Penalità per Schumacher
Mercedes non fa appello

Il tedesco era stato punito dai commissari di gara dopo il Gran Premio di Montecarlo di domenica per avere superato la Ferrari di Alonso all'ultimo giro in regime di safety car

ROMA, 18 maggio - Niente appello della Mercedes contro la squalifica inflitta dai commissari di gara del Gran Premio di Montecarlo a Michael Schumacher per il sorpasso all'ultimo giro, in regime di safety car, ai danni della Ferrari di Fernando Alonso. Al tedesco, dopo la fine della corsa, erano stati inflitti 20 secondi di penalità, che l'avevano portato a retrocedere dalla sesta alla dodicesima piazza in classifica. Subito dopo la decisione dei commissari, sia la Mercedes sia Schumi avevano manifestato l'intenzione di ricorrere in appello. Due giorni dopo, probabilmente consapevoli che la loro richiesta di revisione della decisione aveva poche possibilità di essere accolta (diciamo pure zero), hanno deciso di soprassedere. «Anche se non possiamo essere felici della sentenza - scrive la Mercedes in un comunicato ufficiale - siamo contenti del fatto che la Fia abbia riconosciuto le ragioni della nostra interpretazione del regolamento (l'ordine di superare era arrivato a Schumi dai box, ndr), anche se la punizione ci appare decisamente sproporzionata. In ogni caso, nell'interesse dello sport, la Mercedes non presenterà appello».

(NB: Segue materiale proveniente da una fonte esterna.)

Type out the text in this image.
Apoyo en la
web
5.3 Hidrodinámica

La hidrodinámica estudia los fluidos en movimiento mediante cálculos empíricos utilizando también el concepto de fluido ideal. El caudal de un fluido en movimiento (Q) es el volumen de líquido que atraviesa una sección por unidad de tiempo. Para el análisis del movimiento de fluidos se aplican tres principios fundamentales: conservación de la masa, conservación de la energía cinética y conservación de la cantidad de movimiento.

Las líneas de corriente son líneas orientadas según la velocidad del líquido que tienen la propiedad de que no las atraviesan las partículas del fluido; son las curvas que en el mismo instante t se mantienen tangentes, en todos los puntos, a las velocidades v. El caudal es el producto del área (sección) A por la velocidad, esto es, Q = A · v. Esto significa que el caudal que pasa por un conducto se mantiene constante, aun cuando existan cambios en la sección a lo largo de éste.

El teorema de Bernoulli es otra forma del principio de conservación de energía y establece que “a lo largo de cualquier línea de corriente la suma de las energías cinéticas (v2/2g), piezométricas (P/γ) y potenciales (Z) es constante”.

Secondo l'interpretazione del team che ha raccolto l'eredità della Brawn Gp, il sorpasso in questione sarebbe stato regolare in base agli articoli 40.7 e 40.11 del regolamento sportivo, che prevederebbero, sempre secondo l'interprezione della Mercedes, di superare dal momento dell'uscita di pista della safety car fino al traguardo. La Fia non ha ritenuto valida questa interpretazione, pur dicendo di comprendere i motivi che hanno spinto la scuderia a consigliare a Schumi di passare Alonso. Mercedes si dichiara inoltre consapevole che l'art.40.13, in base alla quale Schumi è stato penalizzato, proibisce il sorpasso nell'ultimo giro in regime di safety car (la norma prevede l'uscita dell'auto dalla pit lane e l'arrivo delle monoposto alla bandiera a scacchi nell'ordine precedente, senza poter superare), ma afferma che «comunque la combinazione dei messaggi del controllo "corsa safety car in questo giro" e "pista libera" e le bandiere verdi e le luci mostrate dopo l'uscita della safety car indicavano che la corsa non stesse finendo in regime di safety car e che i piloti erano liberi di correre. Questa opinione sembra essere condivisa dalla maggioranza dei team con le auto nelle prime dieci posizioni che, come noi, hanno dato ai loro piloti istruzioni di correre fino al traguardo».

«Era chiaro - conclude la nota - dalla nostra discussione con i commissari dopo la corsa che avevano compreso le ragioni della nostra posizione e riconosciuto come quella fosse una situazione nuova e mai successa prima, pur non essendo d'accordo alla fine con la nostra interpretazione. La scuderia vorrebbe mettere in evidenza che sosteniamo totalmente l'inclusione di ex piloti nella commissione dei commissari e che è completamente soddisfatta dal fatto che i commissari al Gp di Monaco hanno agito professionalmente, appropriatamente e imparzialmente in questa questione. La Fia ha concordato di inserire l'art.40.13 nell'ordine del giorno della prossima riunione dello Sporting working group per ridiscutere la scala delle sanzioni post-gara. Noi riteniamo che i 20 secondi inflitti a Michael siano sproporzionati, date le circostanza».